Tuesday, December 08, 2009

Court Affirms Drug Conspiracy Conivctions

US v. Johnson: Johnson and her codefendants, Martin and Scott, were convicted of conspiracy and other offenses related to a drug distribution scheme that operated across several states. They raised several issues on appeal, but jointly and severally, seeking the reversal of their convictions. Martin also appealed his sentence. The Fourth Circuit rejected all those argument and affirmed.

First, all three defendants argued that the district court erred by not granting a mistrial when a Government witness took the stand and refused to testify. The Government did so, they argued, knowing the witness would refuse to testify and leave the jury with the impression that she had incriminating evidence to offer against them. The court disagreed, concluding that there was no evidence of Government malfeasance nor any evidence of prejudice resulting from the episode. Second, all three defendants argued that the Government improperly vouched for the credibility of its witnesses during closing argument. The court concluded that the prosecutor's use of phrases like "I think" and "I'm convinced" are not vouching.

Johnson argued that the evidence was not sufficient to convict her, an argument the court turned away with a short paragraph of analysis.

Martin raised four issues.
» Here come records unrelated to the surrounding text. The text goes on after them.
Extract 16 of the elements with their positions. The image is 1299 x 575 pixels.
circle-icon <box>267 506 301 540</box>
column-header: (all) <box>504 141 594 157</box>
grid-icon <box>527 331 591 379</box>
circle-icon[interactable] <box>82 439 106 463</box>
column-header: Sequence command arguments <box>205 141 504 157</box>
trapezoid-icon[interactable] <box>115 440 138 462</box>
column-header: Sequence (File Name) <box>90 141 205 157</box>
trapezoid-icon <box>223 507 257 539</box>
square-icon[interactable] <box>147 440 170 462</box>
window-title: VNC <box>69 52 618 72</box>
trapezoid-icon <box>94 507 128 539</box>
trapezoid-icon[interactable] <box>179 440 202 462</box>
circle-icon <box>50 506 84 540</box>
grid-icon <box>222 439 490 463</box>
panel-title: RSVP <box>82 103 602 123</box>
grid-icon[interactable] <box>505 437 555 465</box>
First, he argued that the testimony of two expert witnesses violated his Sixth Amendment confrontation right because they testified based on statements from unidentified witnesses. Crawford, the court held, prohibits the use of testimony hearsay as evidence, but not the use of opinions based on such hearsay. The experts in this case presented their own opinions of the language at issue (from phone calls) and were not mere conduits for the presentation of that language to the jury. Second, Martin argued that a 1980 conviction for armed robbery should not have been admitted for impeachment purposes. The court disagreed, finding that if error was committed (which seems likely), it was not prejudicial. Third, Martin argued that had the Supreme Court's decision in Gall been decided prior to his sentencing hearing the district court would have varied from the 360-month sentence advised by the Guidelines. The court disagreed, holding that it can review only the sentence imposed, without consideration of what the district court might have done in different circumstances. Finally, the court rejected Martin's argument to retroactively impose the amended crack guidelines to his case.